Who’s next—bringing in new community leaders

Island communities struggle to pass the torch

Kate Tagai
Posted 2022-01-11
Last Modified 2022-01-11

Chebeague Island’s Donna Damon started the October meeting of the Maine Islands Coalition by asking the 30 assembled members and guests an important question: “Who are community leaders?”

Her second question may have been more important and telling: “Who will take your place?”

The questions were at the heart of the gathering, which centered on planning for community leadership succession. Damon, who chairs her island town’s select board, and Sarah Brake, who serves on Frenchboro’s select board, were asked to share their personal experience as leaders.

Having a strong female mentor was key to helping her succeed in her role.

The coalition was formed by the Island Institute, publisher of The Working Waterfront, to bring representatives from the 15 year-round island communities together quarterly to address common problems and share solutions.

Damon joined the Cumberland budget committee (before Chebeague seceded from that town) when she was just 21 and has been serving on community boards and committees ever since, giving her more than 40 years of experience.

Brake was elected to the Frenchboro board in 2015 and has been serving her community since, though she is still in her 20s. For several years, Frenchboro had the youngest select board in the state when all three members were younger than 30. Each stepped up out of community necessity and learned as they did the work.

Brake shared the challenges of being a young leader and navigating different expectations between generations, often being underestimated because of her age. She also learned how to set boundaries when community members showed up at her door at all hours with complaints.
Having a strong female mentor, Brake said, was key to helping her succeed in her role.

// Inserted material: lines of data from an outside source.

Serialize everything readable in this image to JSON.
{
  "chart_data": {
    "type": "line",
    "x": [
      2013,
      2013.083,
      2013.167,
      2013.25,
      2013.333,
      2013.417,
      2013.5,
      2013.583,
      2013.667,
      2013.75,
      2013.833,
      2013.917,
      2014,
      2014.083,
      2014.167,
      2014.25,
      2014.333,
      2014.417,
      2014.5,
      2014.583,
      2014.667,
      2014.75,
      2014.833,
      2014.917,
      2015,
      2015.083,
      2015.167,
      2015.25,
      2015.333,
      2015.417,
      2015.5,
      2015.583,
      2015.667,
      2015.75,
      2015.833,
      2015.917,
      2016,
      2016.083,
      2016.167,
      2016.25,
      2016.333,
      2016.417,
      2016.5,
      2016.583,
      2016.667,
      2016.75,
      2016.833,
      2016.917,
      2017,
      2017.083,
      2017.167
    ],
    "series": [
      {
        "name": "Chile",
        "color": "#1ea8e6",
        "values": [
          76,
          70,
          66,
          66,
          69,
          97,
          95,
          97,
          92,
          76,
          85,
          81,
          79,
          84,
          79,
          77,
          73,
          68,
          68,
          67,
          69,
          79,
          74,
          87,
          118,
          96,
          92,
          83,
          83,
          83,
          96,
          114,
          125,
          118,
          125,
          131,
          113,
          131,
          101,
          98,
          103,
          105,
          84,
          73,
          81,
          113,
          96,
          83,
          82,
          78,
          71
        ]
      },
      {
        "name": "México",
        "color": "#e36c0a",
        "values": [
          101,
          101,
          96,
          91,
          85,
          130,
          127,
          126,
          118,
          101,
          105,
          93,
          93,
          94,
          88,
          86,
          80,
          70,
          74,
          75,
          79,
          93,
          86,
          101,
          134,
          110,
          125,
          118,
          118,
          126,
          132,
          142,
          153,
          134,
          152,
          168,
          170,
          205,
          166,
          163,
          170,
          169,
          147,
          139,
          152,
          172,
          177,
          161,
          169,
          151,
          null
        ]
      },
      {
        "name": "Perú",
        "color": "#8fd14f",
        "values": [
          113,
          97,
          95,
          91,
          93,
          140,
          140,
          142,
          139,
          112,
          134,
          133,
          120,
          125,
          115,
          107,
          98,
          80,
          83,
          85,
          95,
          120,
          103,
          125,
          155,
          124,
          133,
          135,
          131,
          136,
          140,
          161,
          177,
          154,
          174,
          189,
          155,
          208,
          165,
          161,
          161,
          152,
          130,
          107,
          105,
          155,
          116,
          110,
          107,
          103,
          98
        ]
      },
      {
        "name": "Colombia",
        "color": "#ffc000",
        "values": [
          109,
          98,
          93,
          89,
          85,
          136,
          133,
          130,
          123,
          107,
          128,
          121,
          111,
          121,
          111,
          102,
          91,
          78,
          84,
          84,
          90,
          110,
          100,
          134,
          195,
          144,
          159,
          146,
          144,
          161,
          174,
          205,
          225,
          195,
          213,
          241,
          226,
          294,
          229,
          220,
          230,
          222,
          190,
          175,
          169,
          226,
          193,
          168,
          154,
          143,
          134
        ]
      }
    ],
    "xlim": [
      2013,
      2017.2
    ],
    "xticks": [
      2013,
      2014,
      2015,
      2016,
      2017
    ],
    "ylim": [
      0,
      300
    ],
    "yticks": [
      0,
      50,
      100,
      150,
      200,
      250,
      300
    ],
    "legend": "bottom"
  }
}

For many small communities, those who step up to lead do so because it is necessary to keep the town, school, or community organization running, not because they identify themselves as leaders. People can stay in their roles for decades, either because there is no one else who steps up, or because they become comfortable.

But when a long-term leader steps down or dies, it can cause turmoil. Recording and acknowledging their experiences is important, as is planning for the transition with job shadowing or a job description that accurately outlines the expectations and time commitment.

Brake advised members to share the entire story of their positions with new leaders, so they have the context for what they are stepping up to. The goal is not to scare them away, but to offer a sense of the history that guide decisions.

A common question among island representatives at the meeting was how to encourage younger residents to seek leadership roles. Brake suggested simply asking someone to be involved and telling them why.

Another strategy, suggested by Bill Chamberlin, a seasonal resident of Isle au Haut, was to engage younger members even if they are unable to commit entirely. Finding tasks and smaller responsibilities allow them to learn and contribute to the committee while also preparing them for and building their interest in formal roles.

Damon talked about how she learned Robert’s Rules of Order while running meetings as a young person and that it is important to pass along the knowledge of how systems work even before new leaders are asked to step up.

Gabe McPhail of Vinalhaven said that watching streamed meetings, job shadowing, identifying a mentor, and attending formal trainings can all help new and aspiring leaders learn the systems so when they step up, they are better prepared to lead and veteran leaders can step away knowing the organization, town, or committee is in good hands.

Kate Tagai is a senior community development officer with the Island Institute, publisher of The Working Waterfront. She works on the Institute’s leadership and education programming.